# ML-Fundamentals - Neural Networks - Exercise: Neural Network Framework

# Tasks
Your main goal is to extend the existing framework, to perform experiments with different model combinations and to document your observations. Here is a list of necessary tasks and some ideas for additional points:
  * (6) Write a data loader for a different image dataset, e.g., CIFAR or Labelled Faces in the Wild. Feel free to search a dataset you like to classify. Create and train a simple fully connected network on that dataset in this notebook.
  * (10) Implement the `Conv` and `Pool` Layer in `layer.py`. Create and train a convolutional neural network on Mnist and your chosen dataset in this notebook.

Bonus points
  * (5) 1 to 5 points are given for improving the class and method comments in the framework files. Points are given based on the quality and quantity of the comments.
  * (1) For each additional implemented activation functions in `activation_func.py` you get 1 bonus point (max 4 points). Test your implementation in this notebook and observe effects on your networks. Keep an eye on your layer initialization.
  * (2) Implement `Dropout` in `layer.py` and test your implementation with a toy example. Create and train a model that includes Dropout as a layer.
  * (5) Implement `Batchnorm` in `layer.py` and test your implementation with a toy example. Create and train a model that includes Dropout as a layer.
  * (4) Implement another optimization algorithm in `optimizer.py`. Train one of your models with that new optimizer.
  * (5) Do something extra, up to 5 points.  
  
Please document thoroughly and explain what you do in your experiments, so that work in the notebook is comprehensible, else no points are given.

# Requirements

## Python-Modules

In [None]:
%load_ext autoreload
%autoreload 2
# custom 
from htw_nn_framework.networks import NeuralNetwork
from htw_nn_framework.layer import *
from htw_nn_framework.activation_func import *
from htw_nn_framework.loss_func import *
from htw_nn_framework.optimizer import *
from htw_nn_framework.cifar import *
from htw_nn_framework.initializer import *

# third party
from deep_teaching_commons.data.fundamentals.mnist import Mnist

## Data
## MNIST

In [None]:
# create mnist loader from deep_teaching_commons
mnist_loader = Mnist(data_dir='data')

# load all data, labels are one-hot-encoded, images are flatten and pixel squashed between [0,1]
mnist_train_images, mnist_train_labels, mnist_test_images, mnist_test_labels = mnist_loader.get_all_data(flatten=False, one_hot_enc=False, normalized=True)
print(mnist_train_images.shape, mnist_train_labels.shape)

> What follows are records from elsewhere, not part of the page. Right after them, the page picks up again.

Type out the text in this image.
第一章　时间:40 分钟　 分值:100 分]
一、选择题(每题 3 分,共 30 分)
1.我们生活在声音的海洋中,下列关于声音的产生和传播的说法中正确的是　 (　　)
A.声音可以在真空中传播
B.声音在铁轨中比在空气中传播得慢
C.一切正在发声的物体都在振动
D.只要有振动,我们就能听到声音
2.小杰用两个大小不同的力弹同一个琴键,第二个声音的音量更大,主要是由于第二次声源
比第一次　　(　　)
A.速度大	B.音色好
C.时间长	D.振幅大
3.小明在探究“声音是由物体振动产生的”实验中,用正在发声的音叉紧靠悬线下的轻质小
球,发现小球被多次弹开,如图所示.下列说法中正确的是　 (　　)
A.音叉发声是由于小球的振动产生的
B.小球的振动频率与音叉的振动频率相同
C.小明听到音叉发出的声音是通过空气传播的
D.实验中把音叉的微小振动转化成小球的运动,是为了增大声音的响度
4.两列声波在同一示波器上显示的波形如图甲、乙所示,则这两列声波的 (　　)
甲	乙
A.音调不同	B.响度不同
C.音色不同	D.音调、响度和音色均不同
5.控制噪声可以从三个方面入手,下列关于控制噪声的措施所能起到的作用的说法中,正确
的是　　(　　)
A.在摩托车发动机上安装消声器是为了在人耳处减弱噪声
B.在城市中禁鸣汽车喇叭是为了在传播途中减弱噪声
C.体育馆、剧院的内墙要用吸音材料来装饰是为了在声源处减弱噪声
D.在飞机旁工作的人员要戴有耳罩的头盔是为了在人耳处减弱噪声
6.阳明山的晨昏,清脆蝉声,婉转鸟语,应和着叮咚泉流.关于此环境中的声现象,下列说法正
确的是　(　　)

# reshape to match generell framework architecture 
mnist_train_images, mnist_test_images = mnist_train_images.reshape(60000, 1, 28, 28), mnist_test_images.reshape(10000, 1, 28, 28)            
print(mnist_train_images.shape, mnist_train_labels.shape)

# shuffle training data
shuffle_index = np.random.permutation(60000)
mnist_train_images, mnist_train_labels = mnist_train_images[shuffle_index], mnist_train_labels[shuffle_index]

# Generate an even smaller data set to be able to compute and debug faster. 
# Can be left out if computing power is high enough or if the computation is 
# not for debugging but for computing the best model possible.
mnist_train_images_small, mnist_train_labels_small, mnist_test_images_small, mnist_test_labels_small = mnist_train_images[:100,:,:,:], mnist_train_labels[:100], mnist_test_images[:100,:,:,:], mnist_test_labels[:100]
print(mnist_train_images_small.shape, mnist_train_labels_small.shape)

## CIFAR10

In [None]:
# create cifar loader
cifar_loader = Cifar(data_dir='cifar-10-batches-py')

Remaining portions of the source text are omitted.